I believe it comes down to the things most owners and managers dislike doing. These include role playing, customer service training, coaching, ride-a-longs, and proper hiring. It is a full time job to do these if you have more than a couple of technicians. The results will be amazing if the effort is put into each of these. We work hard to get the telephone to ring and then we don’t maximize the opportunities on each call. The hook lies in the fact that many owners were technicians themselves and have that same built in resistance to the consultant environment. This is the advantage those who come from outside of our industry have when they operate a company within our industry. Are you ready to change?

Monday, October 5, 2009

Less Calls = More Revenue Part 1

We recently completed 7 weeks of technician customer service training. It consisted of 6 two hour classroom sessions with homework each week and a video taping of the technicians practicing their interaction with a customer. The customer in this case was another technician. As I reviewed the results of the class evaluation from each of the technicians and the owners, who were required to attend the training, the comments varied widely. Some really enjoyed the training and videotaping and others did not like the classroom sessions at all. This is where it gets interesting.

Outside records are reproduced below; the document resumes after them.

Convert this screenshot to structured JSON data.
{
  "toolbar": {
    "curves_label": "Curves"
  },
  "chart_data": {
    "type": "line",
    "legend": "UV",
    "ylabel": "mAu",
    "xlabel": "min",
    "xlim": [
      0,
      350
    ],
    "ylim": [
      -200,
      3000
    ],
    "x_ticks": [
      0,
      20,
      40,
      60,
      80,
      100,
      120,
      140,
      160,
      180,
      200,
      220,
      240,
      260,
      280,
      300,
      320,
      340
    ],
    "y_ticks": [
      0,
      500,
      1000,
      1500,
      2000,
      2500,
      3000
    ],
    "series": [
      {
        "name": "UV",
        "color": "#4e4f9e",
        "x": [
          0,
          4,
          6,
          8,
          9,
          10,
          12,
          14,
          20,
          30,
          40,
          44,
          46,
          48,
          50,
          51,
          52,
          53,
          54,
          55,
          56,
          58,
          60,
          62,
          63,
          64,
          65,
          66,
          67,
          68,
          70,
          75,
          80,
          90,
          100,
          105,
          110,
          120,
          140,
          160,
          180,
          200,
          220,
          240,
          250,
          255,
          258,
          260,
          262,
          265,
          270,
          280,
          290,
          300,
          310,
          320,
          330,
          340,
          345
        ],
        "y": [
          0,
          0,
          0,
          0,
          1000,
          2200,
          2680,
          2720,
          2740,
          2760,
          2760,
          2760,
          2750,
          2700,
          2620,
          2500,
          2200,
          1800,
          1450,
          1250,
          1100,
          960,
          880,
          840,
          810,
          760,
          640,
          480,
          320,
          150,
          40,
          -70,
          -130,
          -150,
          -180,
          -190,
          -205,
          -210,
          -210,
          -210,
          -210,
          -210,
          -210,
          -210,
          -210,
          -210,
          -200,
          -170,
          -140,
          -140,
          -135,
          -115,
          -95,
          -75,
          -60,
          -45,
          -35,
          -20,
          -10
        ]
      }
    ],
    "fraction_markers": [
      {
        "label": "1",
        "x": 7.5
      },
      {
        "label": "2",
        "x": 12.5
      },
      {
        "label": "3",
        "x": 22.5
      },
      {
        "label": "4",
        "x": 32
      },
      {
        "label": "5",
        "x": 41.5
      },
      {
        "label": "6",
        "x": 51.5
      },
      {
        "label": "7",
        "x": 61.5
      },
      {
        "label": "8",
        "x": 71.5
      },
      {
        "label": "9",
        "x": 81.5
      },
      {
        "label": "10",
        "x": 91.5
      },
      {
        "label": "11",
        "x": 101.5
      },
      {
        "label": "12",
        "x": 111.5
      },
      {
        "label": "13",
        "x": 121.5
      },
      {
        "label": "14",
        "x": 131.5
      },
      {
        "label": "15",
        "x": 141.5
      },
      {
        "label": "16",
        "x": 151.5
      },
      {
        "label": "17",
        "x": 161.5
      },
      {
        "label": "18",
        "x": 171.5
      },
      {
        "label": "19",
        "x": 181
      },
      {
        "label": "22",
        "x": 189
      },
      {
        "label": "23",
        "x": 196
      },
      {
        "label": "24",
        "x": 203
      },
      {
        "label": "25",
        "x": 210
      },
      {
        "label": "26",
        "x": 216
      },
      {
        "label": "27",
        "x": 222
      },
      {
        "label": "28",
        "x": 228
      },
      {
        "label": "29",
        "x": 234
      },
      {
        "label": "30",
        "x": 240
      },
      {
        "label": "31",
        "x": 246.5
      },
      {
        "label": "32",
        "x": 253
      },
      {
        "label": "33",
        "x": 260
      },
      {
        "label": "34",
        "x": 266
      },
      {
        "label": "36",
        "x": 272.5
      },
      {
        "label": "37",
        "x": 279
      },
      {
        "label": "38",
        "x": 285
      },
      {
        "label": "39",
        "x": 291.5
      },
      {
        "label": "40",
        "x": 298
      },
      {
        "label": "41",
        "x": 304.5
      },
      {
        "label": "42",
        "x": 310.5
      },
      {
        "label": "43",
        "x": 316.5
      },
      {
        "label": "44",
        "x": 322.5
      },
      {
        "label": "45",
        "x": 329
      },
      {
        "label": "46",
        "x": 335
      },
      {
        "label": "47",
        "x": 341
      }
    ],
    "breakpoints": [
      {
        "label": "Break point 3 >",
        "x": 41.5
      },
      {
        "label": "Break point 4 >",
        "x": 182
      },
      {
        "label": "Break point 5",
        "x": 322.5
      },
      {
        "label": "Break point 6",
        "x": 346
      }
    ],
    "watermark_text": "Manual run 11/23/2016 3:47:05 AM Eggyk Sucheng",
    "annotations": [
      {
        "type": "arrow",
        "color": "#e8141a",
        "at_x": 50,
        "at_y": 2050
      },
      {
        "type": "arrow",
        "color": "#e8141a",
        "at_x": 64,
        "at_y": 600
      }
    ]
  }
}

When I met with the company owners two weeks after the sessions ended, and ask if there is any change in the performance of their technicians, I got some interesting answers. Those that did not like the training were performing about the same as they had done prior to the training. Those that liked the training were selling more on fewer calls! It seems that there was a direct correlation between the attitude of the technician and the change in their performance.

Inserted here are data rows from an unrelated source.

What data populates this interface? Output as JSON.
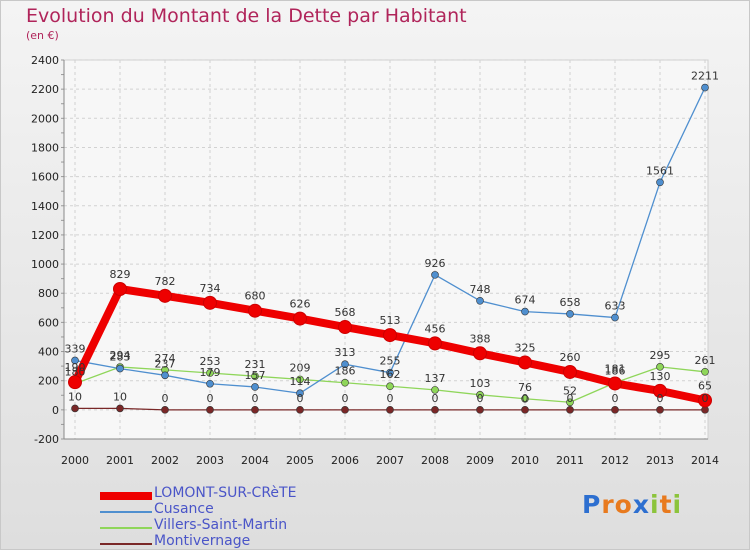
{
  "header": {
    "title": "Evolution du Montant de la Dette par Habitant",
    "subtitle": "(en €)"
  },
  "brand": {
    "text": "Proxiti",
    "letters": [
      "P",
      "r",
      "o",
      "x",
      "i",
      "t",
      "i"
    ],
    "letter_colors": [
      "#2d6fd0",
      "#e87a1e",
      "#e87a1e",
      "#2d6fd0",
      "#8cc43c",
      "#e87a1e",
      "#8cc43c"
    ]
  },
  "chart_data": {
    "type": "line",
    "title": "Evolution du Montant de la Dette par Habitant",
    "ylabel": "(en €)",
    "xlabel": "",
    "categories": [
      "2000",
      "2001",
      "2002",
      "2003",
      "2004",
      "2005",
      "2006",
      "2007",
      "2008",
      "2009",
      "2010",
      "2011",
      "2012",
      "2013",
      "2014"
    ],
    "ylim": [
      -200,
      2400
    ],
    "yticks": [
      -200,
      0,
      200,
      400,
      600,
      800,
      1000,
      1200,
      1400,
      1600,
      1800,
      2000,
      2200,
      2400
    ],
    "grid": true,
    "legend_position": "bottom-left",
    "series": [
      {
        "name": "LOMONT-SUR-CRèTE",
        "color": "#ee0000",
        "emphasis": true,
        "values": [
          190,
          829,
          782,
          734,
          680,
          626,
          568,
          513,
          456,
          388,
          325,
          260,
          181,
          130,
          65
        ],
        "labels": [
          "190",
          "829",
          "782",
          "734",
          "680",
          "626",
          "568",
          "513",
          "456",
          "388",
          "325",
          "260",
          "181",
          "130",
          "65"
        ]
      },
      {
        "name": "Cusance",
        "color": "#4f8fcf",
        "emphasis": false,
        "values": [
          339,
          283,
          237,
          179,
          157,
          114,
          313,
          255,
          926,
          748,
          674,
          658,
          633,
          1561,
          2211
        ],
        "labels": [
          "339",
          "283",
          "237",
          "179",
          "157",
          "114",
          "313",
          "255",
          "926",
          "748",
          "674",
          "658",
          "633",
          "1561",
          "2211"
        ]
      },
      {
        "name": "Villers-Saint-Martin",
        "color": "#8fd65a",
        "emphasis": false,
        "values": [
          180,
          294,
          274,
          253,
          231,
          209,
          186,
          162,
          137,
          103,
          76,
          52,
          186,
          295,
          261
        ],
        "labels": [
          "180",
          "294",
          "274",
          "253",
          "231",
          "209",
          "186",
          "162",
          "137",
          "103",
          "76",
          "52",
          "186",
          "295",
          "261"
        ]
      },
      {
        "name": "Montivernage",
        "color": "#7a2828",
        "emphasis": false,
        "values": [
          10,
          10,
          0,
          0,
          0,
          0,
          0,
          0,
          0,
          0,
          0,
          0,
          0,
          0,
          0
        ],
        "labels": [
          "10",
          "10",
          "0",
          "0",
          "0",
          "0",
          "0",
          "0",
          "0",
          "0",
          "0",
          "0",
          "0",
          "0",
          "0"
        ]
      }
    ]
  }
}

Should this surprise us? I don’t think so. With today’s customer, the old attitude of you should just be happy I showed up to fix your plumbing (furnace or electrical issue) just does not work. The importance of exceed the customer’s expectations is what is necessary to develop the long term “love affair” with your company and therefore spend more with your company.
The long held thought in our industries was that we hire a new technician on his or her technical abilities alone. We need to get the job done therefore hire someone who has at least xx number of years experience, and worked for another company we respect. Today we might even do a drug test, a physical and a criminal background check. But we ignore the personality and attitude of the potential new hire. I’m not saying these things are not important, but we need to look further. We need to be testing for attitude and personality prior to hiring. An individual with an open mind to change and growth, and reasonable technical skills is much more of an asset to your company than the super technical technician without the ability to grow and change. Rethink your hiring and advancement criteria and look at adding personality and attitude testing before you hire another mediocre technician and hire a potential asset. Less calls can equal more revenue.